The non-canonical structures formed by G- or C-rich DNA regions, such as quadruplexes and i-motifs, as well as their associates, have recently been attracting increasing attention both because of the arguments in favor of their existence in vivo and their potential application in nanobiotechnology. When studying the structure and properties of non-canonical forms of DNA, as well as when controlling the artificially created architectures based on them, visualization plays an important role. This review analyzes the methods used to visualize quadruplexes, i-motifs, and their associates with high spatial resolution: fluorescence microscopy, transmission electron microscopy (TEM), and atomic force microscopy (AFM).

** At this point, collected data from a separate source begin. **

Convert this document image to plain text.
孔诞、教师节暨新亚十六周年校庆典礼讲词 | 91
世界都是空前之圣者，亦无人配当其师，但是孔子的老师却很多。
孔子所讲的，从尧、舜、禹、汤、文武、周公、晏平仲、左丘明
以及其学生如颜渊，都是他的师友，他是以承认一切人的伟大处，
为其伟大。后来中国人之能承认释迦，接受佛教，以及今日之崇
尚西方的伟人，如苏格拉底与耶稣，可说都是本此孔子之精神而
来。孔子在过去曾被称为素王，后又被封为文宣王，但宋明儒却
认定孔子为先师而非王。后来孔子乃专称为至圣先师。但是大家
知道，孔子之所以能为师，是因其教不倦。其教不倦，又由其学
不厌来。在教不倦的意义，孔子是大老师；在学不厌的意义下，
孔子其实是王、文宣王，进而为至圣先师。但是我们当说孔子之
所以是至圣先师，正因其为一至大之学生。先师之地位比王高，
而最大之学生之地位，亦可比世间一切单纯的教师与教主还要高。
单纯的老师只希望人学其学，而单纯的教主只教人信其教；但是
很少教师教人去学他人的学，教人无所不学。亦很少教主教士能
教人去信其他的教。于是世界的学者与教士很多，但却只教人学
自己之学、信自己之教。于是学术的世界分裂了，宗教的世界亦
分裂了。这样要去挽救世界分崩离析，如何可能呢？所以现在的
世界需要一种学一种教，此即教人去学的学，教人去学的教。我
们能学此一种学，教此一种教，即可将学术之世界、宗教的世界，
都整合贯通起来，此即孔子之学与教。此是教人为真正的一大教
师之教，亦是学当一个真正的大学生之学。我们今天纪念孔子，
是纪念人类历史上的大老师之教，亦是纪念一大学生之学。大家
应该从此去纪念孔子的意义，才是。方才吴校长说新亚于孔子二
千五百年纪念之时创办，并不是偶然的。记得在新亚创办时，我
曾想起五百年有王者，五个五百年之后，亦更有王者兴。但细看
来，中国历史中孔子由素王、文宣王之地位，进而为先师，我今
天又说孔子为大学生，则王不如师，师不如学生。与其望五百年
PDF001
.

The key approaches to preparing specimens for the visualization of this type of structures are presented. Examples of visualization of non-canonical DNA structures having various morphologies, such as G-wires, G-loops, as well as individual quadruplexes, i-motifs and their associates, are considered. The potential for using AFM for visualizing non-canonical DNA structures is demonstrated.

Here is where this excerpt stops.